Starting a business doesn’t always require you to shift to another field like retail or food. Art can make good money, too, if you play your cards right. However, you’ll need a lot of planning to develop your creativity into a profitable career.
If you have considerable artistic skills and want to turn that into a profession, read these tips to get started:
- Know Your Niche
While most artists can be flexible, some prefer to stick with one art form, and there’s nothing wrong with that. Often, mastery of one craft will give you an easier time planning your preferred income stream. Some typical income streams among artists include shirt embroidery and graphic design. Others take time off to create pieces and then attempt to sell all their artworks in one go.
Whichever route you decide, it’s best to focus on it first when you’re starting, especially if you have another job. Practice your craft and medium until you think it’s enough to build a foundation. Once you feel it’s safe to take a step forward, you can diversify your income streams and perform multiple artistic jobs for higher earnings.
- Understand Your Market
Like any business venture, knowing your target market is part of the planning process. The audience for artistic professions is diverse, so you must know who you’re catering to.
You might think art businesses are scarce, but once you dip into the pool, you’ll realize how much competition there is. Try to observe your audience and note how they move and look for in artworks. Also, try to find out how much your market is willing to spend. Doing this can help you price your work accordingly and keep up with a possible demand.
In the same vein, study the competition. You may notice that some artists price their work in specific ranges depending on the complexity of their art. Or you might find artists exhibiting and selling pieces in particular merchant portals online. A saturated market may hinder you from attracting customers. Hence, it’s wise to choose the appropriate playing field.
When you’ve built the foundation of your business, continue watching the market flow like a true entrepreneur. There will be changes in customers’ spending habits and some trends turning into fads. You’ll need to watch out for these to adapt to them.
- Focus On Your Financials
Many artists confess to not having enough mathematical skills. But if you’re an artist who wants to start a business, you must have some financial knowledge to survive.
While you’re still in the planning stage, list the items you need to invest in. Your list may include art supplies, studio rental, or printing equipment. Alongside that, indicate your daily and monthly personal expenses—from bills to groceries. You can create concrete goals on how much you need to spend and earn to eventually turn your little business into a permanent livelihood.
After that, you’ll need to find a way to pay for everything while you’re still taking off. It may come in the form of crowdfunding, savings, a part-time job, or an artist grant. Working on your financial plan will help set up a more thriving business.
- Think Like An Entrepreneur
If you want to maintain a business, you have to create professional accounts for your business. You’ll need to have the mindset of a budding entrepreneur for people to take your work seriously.

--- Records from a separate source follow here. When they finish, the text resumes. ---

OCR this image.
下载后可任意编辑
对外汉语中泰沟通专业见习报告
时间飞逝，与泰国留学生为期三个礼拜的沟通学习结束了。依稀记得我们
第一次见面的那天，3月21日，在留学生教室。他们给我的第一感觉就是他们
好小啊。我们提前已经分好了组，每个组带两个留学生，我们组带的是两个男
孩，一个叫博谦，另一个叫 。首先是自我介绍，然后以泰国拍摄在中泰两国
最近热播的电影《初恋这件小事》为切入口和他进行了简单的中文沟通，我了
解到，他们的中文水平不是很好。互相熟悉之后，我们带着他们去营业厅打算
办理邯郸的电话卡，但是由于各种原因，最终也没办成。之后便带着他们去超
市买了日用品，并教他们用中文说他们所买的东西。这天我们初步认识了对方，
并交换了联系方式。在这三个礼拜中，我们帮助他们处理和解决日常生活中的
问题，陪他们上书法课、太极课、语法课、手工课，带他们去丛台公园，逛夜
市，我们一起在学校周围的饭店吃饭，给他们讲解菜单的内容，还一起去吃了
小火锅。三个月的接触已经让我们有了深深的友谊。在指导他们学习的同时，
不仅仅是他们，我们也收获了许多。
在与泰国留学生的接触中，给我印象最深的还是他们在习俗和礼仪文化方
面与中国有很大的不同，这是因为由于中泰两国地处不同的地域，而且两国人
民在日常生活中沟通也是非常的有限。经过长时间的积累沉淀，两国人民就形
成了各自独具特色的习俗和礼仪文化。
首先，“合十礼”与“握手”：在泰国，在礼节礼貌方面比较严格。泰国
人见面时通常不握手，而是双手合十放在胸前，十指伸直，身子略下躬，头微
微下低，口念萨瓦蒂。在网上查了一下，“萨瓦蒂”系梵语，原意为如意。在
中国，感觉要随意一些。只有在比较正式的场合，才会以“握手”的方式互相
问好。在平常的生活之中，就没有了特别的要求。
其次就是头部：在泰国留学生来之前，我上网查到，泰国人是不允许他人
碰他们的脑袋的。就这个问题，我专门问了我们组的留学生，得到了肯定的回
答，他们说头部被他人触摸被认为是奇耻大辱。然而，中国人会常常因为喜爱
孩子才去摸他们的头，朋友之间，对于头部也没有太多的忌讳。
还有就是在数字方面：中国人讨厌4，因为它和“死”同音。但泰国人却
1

Start with a professional email. Make it short and sweet, and avoid special characters and numbers. If you have a brand name for your art business, use it for all your professional accounts as much as possible. Consistency will help customers remember your name and tie that to your products or services.
Market yourself too, so you people can see your work. One way to get your wares noticed is to build an online presence. Regularly post photos of your samples if you’re a commission-based artist. Moreover, you can invest in some paid online ads to reach a wider audience. Once your posts get hits and likes, take the initiative to communicate with potential customers. Answer queries as clearly and correctly as you can. And don’t forget to be nice—customer service is also part of being an entrepreneur.
- Track Everything
When you’ve got the basics ready, it won’t stop there. You’ll have inventory, exhibition schedules, customer contact info, and more to worry about. But all that won’t be a challenge if you have management software on hand.
However, some professional software can be expensive. As a novice entrepreneur, you can still work well with a free online spreadsheet, calendar, and cloud storage. These apps should sync on your laptop and your phone so you won’t miss an important deadline or customer email.
Keep a ledger, too, to track your expenses and profits. And don’t forget to update your portfolio from time to time. Your latest works and previous products may attract new clients for future projects.
From food photography to candle-making, art can be a viable profession if you put your back into it. If you have the will to get out of your comfort zone and learn a few more things, you can turn your passion into your livelihood.